Yano Lesage

La justice de classe que nous dénonçons régulièrement correspond à un traitement différencié par la justice, par l’appareil policier et carcéral des individus en fonction de leur appartenance sociale et de leurs collusions avec le monde politique et judiciaire. Dans tout procès, la vie de l’individu est passée au peigne fin. Son parcours scolaire, professionnel et personnel : il intervient largement pour fonder les jugements des magistrats, pour distinguer les victimes « prédestinées » du système judiciaire des délinquants en cols blancs, toujours perçus comme des exceptions, des moments d’égarement dont les ravages sont pourtant beaucoup plus dommageables pour la collectivité. La justice de classe, une justice à deux vitesses existe, y compris même si égalité (théorique) devant la loi, il y a.

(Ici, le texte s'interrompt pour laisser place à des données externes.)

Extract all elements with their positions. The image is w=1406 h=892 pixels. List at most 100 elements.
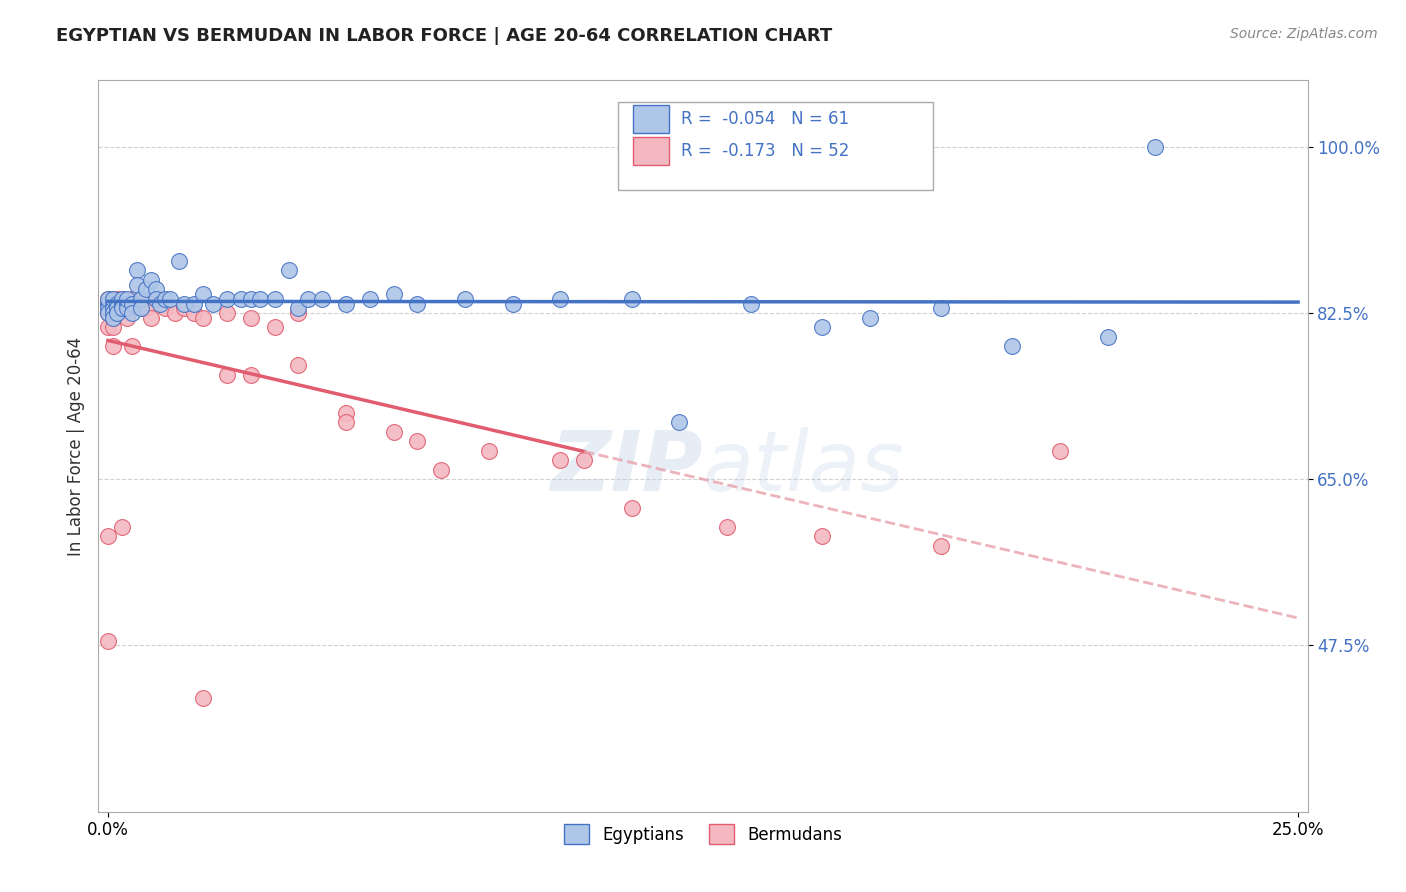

Cependant, la Cour de Justice de la République va plus loin en étant l’illustration criante de cette inégalité de droit et de cette justice d’exception qui protège les classes dominantes : censée juger les membres de gouvernement sur des faits liés à l’exercice de leurs fonctions, elle s’apparente à une juridiction spécifique. Les ministres présumés coupables ne sont pas jugés comme les autres citoyens mais passent devant une Cour exceptionnelle composée de trois magistrats de la Cour de Cassation, de six sénateurs et de six députés. Autrement dit une majorité de politiques pour juger des actes de membres ou anciens membres de gouvernement. Pas plus l’indépendance de la justice que l’égalité des citoyens devant la loi n’est respectée par cette Cour. Et c’est bien dans cet esprit, celui de la connivence, de la clémence appliquée pour ses pairs, que cette juridiction a été créée.

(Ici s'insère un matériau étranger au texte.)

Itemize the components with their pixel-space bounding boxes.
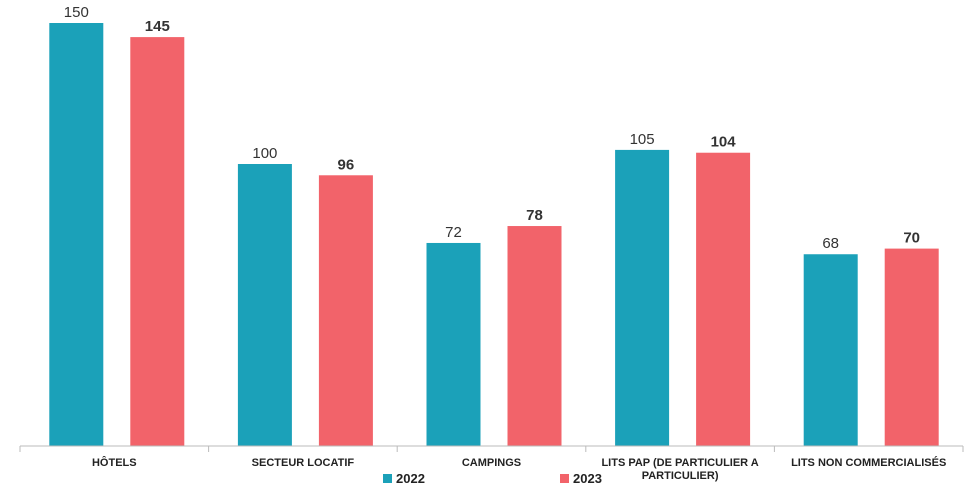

La Cour de Justice de la République est créée en 1993 alors que la présidence Mitterrand touche à sa fin et que les scandales politiques s’accumulent. L’Angolagate, la vente d’armes illégale au gouvernement angolais, dans laquelle est impliquée le fils du président ainsi que plusieurs de ses ministres, tout comme l’affaire du sang contaminé dans laquelle baigne Laurent Fabius, alors ministre de la santé, pousse François Mitterrand à mettre en place cette juridiction d’exception, de protection, pour ses proches.

En effet, la CJR couvre et protège, relaxe et dispense plus que condamne. En 1999, jugé dans l’affaire du sang contaminé, Laurent Fabius sera d’ailleurs relaxé contrairement à son secrétaire d’État, Edmond Hervé reconnu coupable, mais, à l’image de Christine Lagarde, dispensé de peine par la dite Cour. Avec de nombreux non-lieu, ce sont seulement cinq affaires qui ont été traitées par la Cour de Justice de la République depuis sa création en 1993. Pas de quoi justifier des frais de fonctionnement qui s’élèvent à plus de 800 000 euros pour l’année 2015, et dont la moitié est consacrée au loyer des bâtiments. Et la CJR fait tout pour ménager ses justiciables. En 2010, Charles Pasqua, ripoux de la République est poursuivi par la Cour dans trois affaires de malversations présumées lors de l’exercice de ses fonctions de ministre de l’Intérieur. Deux relaxes prononcées, là où le tribunal correctionnel – de droit commun – pour la même affaire mais concernant une période où il n’était plus ministre le condamne coupable. Pour la troisième affaire liée aux contrats de la Sofremi, Pasqua écope d’une peine d’un an avec sursis. La peine d’inégibilité n’est pas retenue aux motifs des « services rendus à la France ».

Pour Charles Pasqua comme pour Christine Lagarde pour qui la dispense de peine se fait au nom de sa « réputation internationale », toute excuse est bonne à prendre pour éviter que justice ne se fasse. À ce titre, les médias ont amplement insisté sur ses qualités de dirigeante reconnue au FMI, comme pour mieux faire passer la pilule d’un déni de justice aussi criant. Révélateur de l’appui qu’offre l’institution internationale, instrument de pillage des pays semi-coloniaux et agent de diffusion massif des politiques ultra-libérales, aux corrompus de ce monde, le FMI n’a pas hésité à confirmer le poste de Christine Lagarde à la tête du FMI.

L’égalité de droit, dernier parangon du mythe démocratique dans nos sociétés, se retrouve purement et simplement balayée. Pis, cette inégalité face à la loi s’assume haut et fort. Outrecuidance et arrogance que seule la peur d’une montée d’une colère populaire est à même de faire ravaler.